Catch up: This Is Us S2, Inside the American Embassy, The Magicians S3
Ivan Radford | On 08, Jul 2018Reading time: 4 mins
This Is Us: Season 2 (All 4)
The USA’s most sentimental show returns for a second season, and it doesn’t waste time in stepping up the sugar levels. We rejoin the ensemble of heart-on-sleeve Americans as Randall and Beth contemplate the life-changing step of adopting a baby – something that Randall wants to do, after he was adopted himself, but Beth is dead against. Meanwhile, Kate is pushed to chase her dreams as a singer by Toby and Kevin, who argue over who gets to be her “person”. It’s a debate in which both parties are in the wrong, trying to assert their masculine roles in their relationships with her, and it’s typical of the series that it manages to both acknowledge that and sympathise with each. Nobody ever makes casual small talk in This Is Us, and it’s credit to both the writing and the cast that they manage to sell each emotional exchange with a sincerity that balances out the saccharine music and heavy subject matter. Just the sight of Kevin (Justin Hartley) walking around Hollywood lots with a terrible birthday cake is a gently moving and oddly amusing sight. By the time the shocking ending sets up this second season, your heart will already be fully warmed up for another ride.
Inside the American Embassy (All 4)
As the UK prepares for an official visit from Donald Trump, Channel 4 has found the perfect time to give us an insight into what it’s like behind the scenes of the Trump administration. Inside the American Embassy offers exactly that, as a camera crew get unprecedented access to the American embassy in London, just as the embassy prepares to move to its new million-pound site in the UK capital. The result is absolutely gripping TV, as we see the day-to-day consequences of Trump’s policies – the embassy is a US border on UK soil, and we see consular staff having to make the tough decisions on who should and shouldn’t be allowed to get a visa to visit the USA, following Trump’s extreme ban (something that’s outlined with a crudely un-detailed sheet of paper and only sparks stress on both sides of the counter). Equally riveting is watching Woody Johnson at work; the US ambassador (a post traditionally given to someone with limited political experience) has to navigate a hostile environment, smoothing over relations with UK officials following every Trump tweet and trying to gauge the public mood about a potential state visit in May. It was ultimately pushed back to July, which only makes this a more remarkably candid glimpse of bureaucracy in action during a time where nothing is certain and the “special relationship” is still being figured out by the leaders of each partner. (Here’s hoping for a bonus episode charting the embassy’s reaction to the Baby Trump balloon that is currently set to fly over the capital when Donald’s in town.)

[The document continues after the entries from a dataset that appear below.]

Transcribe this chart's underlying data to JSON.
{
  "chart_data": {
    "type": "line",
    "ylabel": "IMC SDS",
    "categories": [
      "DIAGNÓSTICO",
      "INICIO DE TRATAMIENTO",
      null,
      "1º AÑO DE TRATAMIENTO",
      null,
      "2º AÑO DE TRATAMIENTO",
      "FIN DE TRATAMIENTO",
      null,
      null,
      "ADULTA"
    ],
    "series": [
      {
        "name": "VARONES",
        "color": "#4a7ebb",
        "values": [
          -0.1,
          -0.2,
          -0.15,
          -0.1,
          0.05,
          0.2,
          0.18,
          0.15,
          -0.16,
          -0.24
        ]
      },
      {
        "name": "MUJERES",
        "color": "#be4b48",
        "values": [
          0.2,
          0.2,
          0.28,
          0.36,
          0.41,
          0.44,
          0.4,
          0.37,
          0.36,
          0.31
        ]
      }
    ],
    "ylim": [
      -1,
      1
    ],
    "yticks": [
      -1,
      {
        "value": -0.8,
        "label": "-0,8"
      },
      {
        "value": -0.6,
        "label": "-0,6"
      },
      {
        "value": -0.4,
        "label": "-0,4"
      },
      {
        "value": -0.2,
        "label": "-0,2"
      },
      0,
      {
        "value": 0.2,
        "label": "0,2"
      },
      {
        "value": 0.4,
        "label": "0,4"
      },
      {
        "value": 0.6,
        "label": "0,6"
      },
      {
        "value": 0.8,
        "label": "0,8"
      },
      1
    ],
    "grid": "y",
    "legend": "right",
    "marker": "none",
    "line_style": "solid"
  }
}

The Magicians: Season 3 (My5)
The Magicians is back on our screens for a third run, and if you were impressed by the confident second season, you ain’t seen nothing yet. The show has always excelled because it grounds the fantastical with the real, and never lets anything magical happen without there being serious, real life consequences. That rule hit new heights with the climax of Season 2, which saw Quentin kill Ember, God of Fillory, to save the universe from destruction. The price? The complete eradication of magic, not only from Fillory but from Earth too. The idea of The Magicians without magic should be laughable, dull and pointless, and so it’s to the show’s credit that it still manages to intrigue, surprise and – most of all – entertain.

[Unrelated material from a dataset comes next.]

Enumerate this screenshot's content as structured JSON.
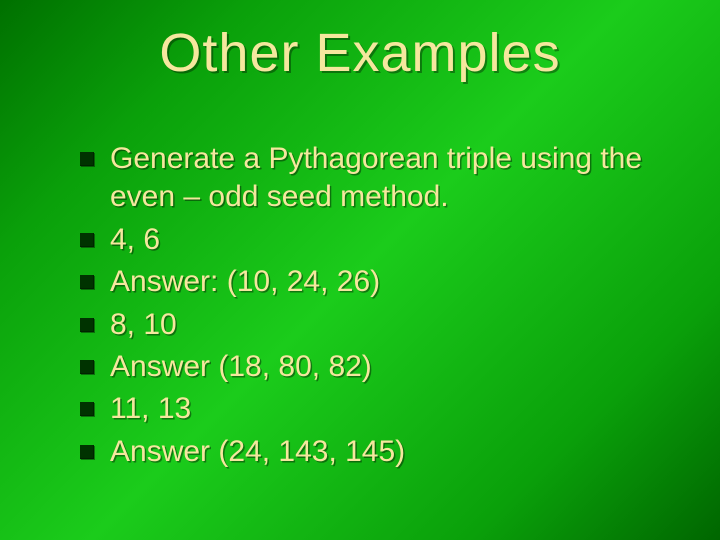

That’s partly because we have the curious fact of Julia being able to do some form of spell, as they team up to try and get Bacchus to help them. The only problem? He gets bored if he isn’t partying, so they have to down shots and perform a genuinely terrible 10th grade dance to get into his crib. Alice and Penny have their own promising strands to follow. Eliot, meanwhile, is facing war with the Faeries, but not before he’s distracted by The Great Cock in the woods (a peacock, that is) and ends up on a library-related quest that promises to bring a lot of characters’ threads together. And, in the middle of it all, there’s still the time for a standout exchange between Eliot and Margo, who realise the Faery Queen is spying on them and immediately switch into pop culture speak to communicate in code – dropping in references t everything from Battlestar Galactica to Buffy and Gossip Girl. What a delight.